This is how my week has gone so far. I guess I shouldn’t complain but I’m going to anyway.
Sunday night, with Texas A&M holding a seemingly insurmountable, 34-point lead with four minutes left to play in the third quarter, I started counting my winnings.
Milhouse and I had already hit the front end of a four-team parlay. With Maryland (over Texas) and South Carolina (over NC State) already good, an A&M victory would have won us upwards of around $600 on a $33 bet. It would have given us money to play with for rest of the season. Up by five scores, an A&M win was as good as in the books.
Then Kevin Sumlin forgot how to coach. After the unprecedented collapse, one A&M regent claimed he never knew how in the first place. UCLA came back and won that game in the final minute. It was as improbable a victory as you’ll ever see. It was Frank Reich-like. It was Super Bowl 51-esque. Oh, and it cost me and Milhouse well over a grand. #BadBeatDeluxe
That extra coin was going to come in handy for my upcoming Miami trip. Kid Sheraton had shored up an extra ticket for me to accompany him to see my beloved Buccaneers play his beloved Dolphins in Week One. As assured as my A&M winnings, my golf clubs were packed, my car fueled up and I was as good as on my way to South Florida for a fun-filled weekend of football and filets.
That was until Irma had something to say about that. What’s the old joke that goes if you want to make God laugh, make a plan.
With safety the utmost concern, the NFL decided rather promptly that the Bucs-Dolphins game should not be played. It was the right thing to do.
After multiple meetings of the minds on how to handle matters, the league was lucky enough to have both teams share a bye week, the odds of that as unlikely as the UCLA comeback. Light on many concerns that pepper the league, the NFL could hardly be seen lax on fan safety so it moved the game to later in the season. Goodell and company were served up a nice softball and knocked it out of the park. Some players, however, like Bucs Defensive Tackle Chris Baker, complained his team would now have to play sixteen straight games, but that’s not unprecedented.

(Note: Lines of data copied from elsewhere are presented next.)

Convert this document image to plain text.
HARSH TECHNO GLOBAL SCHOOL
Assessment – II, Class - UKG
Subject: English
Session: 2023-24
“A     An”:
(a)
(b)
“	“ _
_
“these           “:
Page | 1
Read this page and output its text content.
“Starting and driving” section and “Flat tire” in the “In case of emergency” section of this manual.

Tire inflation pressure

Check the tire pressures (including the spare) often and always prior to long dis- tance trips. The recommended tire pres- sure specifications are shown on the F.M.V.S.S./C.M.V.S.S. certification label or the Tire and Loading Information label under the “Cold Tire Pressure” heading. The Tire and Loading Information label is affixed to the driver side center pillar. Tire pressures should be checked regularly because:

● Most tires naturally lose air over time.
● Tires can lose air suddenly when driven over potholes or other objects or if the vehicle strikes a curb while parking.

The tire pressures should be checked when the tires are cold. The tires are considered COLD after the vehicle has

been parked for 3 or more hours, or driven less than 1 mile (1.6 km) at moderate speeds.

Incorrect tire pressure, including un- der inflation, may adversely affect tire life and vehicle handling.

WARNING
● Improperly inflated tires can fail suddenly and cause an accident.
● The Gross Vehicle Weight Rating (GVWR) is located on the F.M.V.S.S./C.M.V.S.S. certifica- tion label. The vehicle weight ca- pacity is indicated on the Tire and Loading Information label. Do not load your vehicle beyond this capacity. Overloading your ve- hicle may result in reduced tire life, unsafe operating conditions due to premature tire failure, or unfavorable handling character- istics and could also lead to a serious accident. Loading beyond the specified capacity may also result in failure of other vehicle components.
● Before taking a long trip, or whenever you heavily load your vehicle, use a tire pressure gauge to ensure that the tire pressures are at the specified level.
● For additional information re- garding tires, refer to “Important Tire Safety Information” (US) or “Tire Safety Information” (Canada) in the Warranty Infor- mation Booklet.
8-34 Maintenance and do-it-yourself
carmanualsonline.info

After all, the league never even had bye weeks until 1990.
Baker’s comments were as insensitive as this post. Baker complaining about having to work sixteen straight Sundays and me kvetching about my cancelled trip to South Beach while islands in the Caribbean get manhandled by an impending monsoon is inexcusably selfish. I took a step back, took a sip of my drink and decided to put things in perspective.
No obstacles, only opportunities, right? This storm is the perfect chance for the NFL to seize one.
Irma will, or at least should, start the ball rolling for league owners to once again contemplate expanding its season to 18 games, or at least keep it as is but make the season last 18 weeks. The last time I checked, no one ever complained about more football.
The NFL Players Association stands its ground as best it can against the owners on a variety of issues. For example, they’re currently suing the league for the way it handled Ezekiel Elliott’s suspension. If the NFL decides to switch to an 18-game season (and in doing so scrap two of the four preseason games, which are essentially meaningless), the players want to ensure they are going to be properly compensated, as they should. With that much more revenue, there should be plenty to go around. More importantly, league authorities will have more leeway to reschedule games in the event of an impending natural disaster.
Problem solved. This isn’t rocket science. With Irma about to blanket the entire Sunshine State with a lack of sunshine, an 18-game schedule now makes more sense than ever.